経済が拡大するにつれて、サービス産業も大きくなり、こういった4Pでは対応がむずかしくなった。そのため、4Cや7Pといった別の知識体系で説明するほうがスムーズになってくるなど、ビジネスのフレームワークも変容している。
また、B2Bと呼ばれる中間財や生産財の産業では、従来のマーケティングとは無縁とされてきた。しかし、マーケティングの原理は活かしながら、新たなフレームでB2Bマーケティングの仕組みを作ろうという動きも多くなってきている。
マーケティングはビジネスの一部であり、そこでは共通した"指標”が必要となる。
企業経営という視点から見ると「利益」「シェア」が二大指標でありその両方の中心にある「売上」が活動目標となりやすい構造となっている。
利益は、「売上ー経費(変動費+固定費)=利益」であり、「売上÷市場規模=シェア」といった式で二大指標の関係を表わすことができる。

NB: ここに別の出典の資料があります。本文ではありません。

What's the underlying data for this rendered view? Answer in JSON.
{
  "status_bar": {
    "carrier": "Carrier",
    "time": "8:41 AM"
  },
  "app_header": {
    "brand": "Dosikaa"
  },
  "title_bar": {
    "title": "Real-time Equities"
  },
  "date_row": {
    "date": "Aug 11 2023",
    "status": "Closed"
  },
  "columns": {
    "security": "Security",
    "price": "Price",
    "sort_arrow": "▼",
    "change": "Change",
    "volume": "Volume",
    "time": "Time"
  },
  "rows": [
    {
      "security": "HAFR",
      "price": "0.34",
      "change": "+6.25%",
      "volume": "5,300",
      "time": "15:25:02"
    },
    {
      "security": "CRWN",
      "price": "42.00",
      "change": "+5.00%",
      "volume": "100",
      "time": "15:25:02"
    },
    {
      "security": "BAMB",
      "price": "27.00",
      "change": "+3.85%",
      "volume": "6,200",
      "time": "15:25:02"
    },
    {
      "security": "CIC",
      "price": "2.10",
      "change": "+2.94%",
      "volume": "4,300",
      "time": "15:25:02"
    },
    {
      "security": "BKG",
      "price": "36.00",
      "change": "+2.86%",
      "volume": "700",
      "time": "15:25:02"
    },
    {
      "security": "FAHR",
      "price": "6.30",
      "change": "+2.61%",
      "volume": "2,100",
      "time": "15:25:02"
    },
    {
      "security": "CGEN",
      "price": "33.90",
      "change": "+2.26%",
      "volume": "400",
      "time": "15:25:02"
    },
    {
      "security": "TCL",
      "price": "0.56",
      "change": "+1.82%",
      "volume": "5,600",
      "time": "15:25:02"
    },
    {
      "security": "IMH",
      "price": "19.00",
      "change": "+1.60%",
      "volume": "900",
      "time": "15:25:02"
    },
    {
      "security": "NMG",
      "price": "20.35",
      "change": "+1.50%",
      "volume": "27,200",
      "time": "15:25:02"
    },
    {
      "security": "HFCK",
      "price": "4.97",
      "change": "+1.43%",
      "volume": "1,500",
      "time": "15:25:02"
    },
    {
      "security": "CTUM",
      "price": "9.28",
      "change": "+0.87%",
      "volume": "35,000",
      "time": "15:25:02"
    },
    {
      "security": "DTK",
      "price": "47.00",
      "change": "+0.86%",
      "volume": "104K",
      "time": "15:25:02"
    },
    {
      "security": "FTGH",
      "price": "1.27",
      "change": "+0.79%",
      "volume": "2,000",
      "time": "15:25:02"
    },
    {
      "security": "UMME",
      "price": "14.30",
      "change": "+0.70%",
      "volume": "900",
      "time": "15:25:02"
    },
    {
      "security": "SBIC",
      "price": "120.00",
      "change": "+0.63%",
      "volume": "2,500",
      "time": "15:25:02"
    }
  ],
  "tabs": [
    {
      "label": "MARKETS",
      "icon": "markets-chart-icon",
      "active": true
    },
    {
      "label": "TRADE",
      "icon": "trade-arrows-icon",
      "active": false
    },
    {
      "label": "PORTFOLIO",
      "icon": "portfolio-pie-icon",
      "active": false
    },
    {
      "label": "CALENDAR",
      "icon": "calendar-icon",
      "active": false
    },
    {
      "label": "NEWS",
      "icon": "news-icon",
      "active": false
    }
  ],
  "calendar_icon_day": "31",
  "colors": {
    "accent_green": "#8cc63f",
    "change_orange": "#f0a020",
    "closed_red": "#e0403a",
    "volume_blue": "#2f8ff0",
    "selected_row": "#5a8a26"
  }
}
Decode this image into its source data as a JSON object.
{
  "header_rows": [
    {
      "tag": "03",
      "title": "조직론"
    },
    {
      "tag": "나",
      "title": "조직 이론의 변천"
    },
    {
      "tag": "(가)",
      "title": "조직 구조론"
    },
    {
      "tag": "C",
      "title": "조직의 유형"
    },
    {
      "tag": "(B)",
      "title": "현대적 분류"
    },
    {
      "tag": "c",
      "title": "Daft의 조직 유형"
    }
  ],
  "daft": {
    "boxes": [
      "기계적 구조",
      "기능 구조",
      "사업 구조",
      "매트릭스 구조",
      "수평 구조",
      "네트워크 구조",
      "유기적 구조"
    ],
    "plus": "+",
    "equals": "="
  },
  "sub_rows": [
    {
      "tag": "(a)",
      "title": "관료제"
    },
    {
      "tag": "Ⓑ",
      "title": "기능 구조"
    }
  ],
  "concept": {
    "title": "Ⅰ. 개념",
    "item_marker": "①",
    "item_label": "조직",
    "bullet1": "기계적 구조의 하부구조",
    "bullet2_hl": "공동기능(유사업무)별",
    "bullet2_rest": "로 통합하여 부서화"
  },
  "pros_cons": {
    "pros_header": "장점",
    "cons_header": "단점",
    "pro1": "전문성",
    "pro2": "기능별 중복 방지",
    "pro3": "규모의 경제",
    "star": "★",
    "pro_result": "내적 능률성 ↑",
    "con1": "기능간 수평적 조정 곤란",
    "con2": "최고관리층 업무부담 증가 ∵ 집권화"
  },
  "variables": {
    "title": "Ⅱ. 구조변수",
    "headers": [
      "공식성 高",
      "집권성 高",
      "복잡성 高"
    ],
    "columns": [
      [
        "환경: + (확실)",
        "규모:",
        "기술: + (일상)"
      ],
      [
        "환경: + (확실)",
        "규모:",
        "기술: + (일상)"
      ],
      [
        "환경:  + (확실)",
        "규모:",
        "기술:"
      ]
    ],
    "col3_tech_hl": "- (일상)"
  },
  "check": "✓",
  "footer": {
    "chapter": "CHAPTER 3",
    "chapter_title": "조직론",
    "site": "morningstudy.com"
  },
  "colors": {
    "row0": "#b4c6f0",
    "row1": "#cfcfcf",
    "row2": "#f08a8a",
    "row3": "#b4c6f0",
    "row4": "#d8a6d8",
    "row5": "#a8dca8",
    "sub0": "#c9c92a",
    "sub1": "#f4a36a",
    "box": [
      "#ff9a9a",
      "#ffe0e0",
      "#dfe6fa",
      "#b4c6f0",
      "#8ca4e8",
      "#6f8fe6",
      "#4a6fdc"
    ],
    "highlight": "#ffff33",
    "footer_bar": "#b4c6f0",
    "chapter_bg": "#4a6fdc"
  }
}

このとき、活動目標となる「売上」はマーケティング活動にとっても重要な指標となるのだが、マーケティングの目的である「商品とお金のハッピーな交換」は見えてこない。
そのため、これをマーケティングの世界の単位に置き換える必要がある。
「売上=顧客数×商品単価×購入頻度」とすることで、「誰に」「何を」を語れるレベルにする。
その一方で、マーケティング業務では現場で起こっている交換を、ビジネスで扱える単位の「売上」として翻訳することも求められる。
マーケティング業務では、「交換」という単位がポイントになるが企業全体を考えると単に「商品とお金のハッピーな交換」ということだけではなく、企業自体が存在している地域や国、地球といったコミュニティにも配慮をする必要がある。
CSRという、企業の社会的責任といった視点もマーケティング活動には求められる。
マーケティング活動をするにあたって、「自社」「顧客」「コミュニティ」という3つの立ち位置がある。
まず、マーケティング活動の基本である「自社」と「顧客」との交換によって利益と価値をそれぞれが求めることになる。
しかし、利益と価値は「コミユニティ」を考慮したものでなければならないのだ。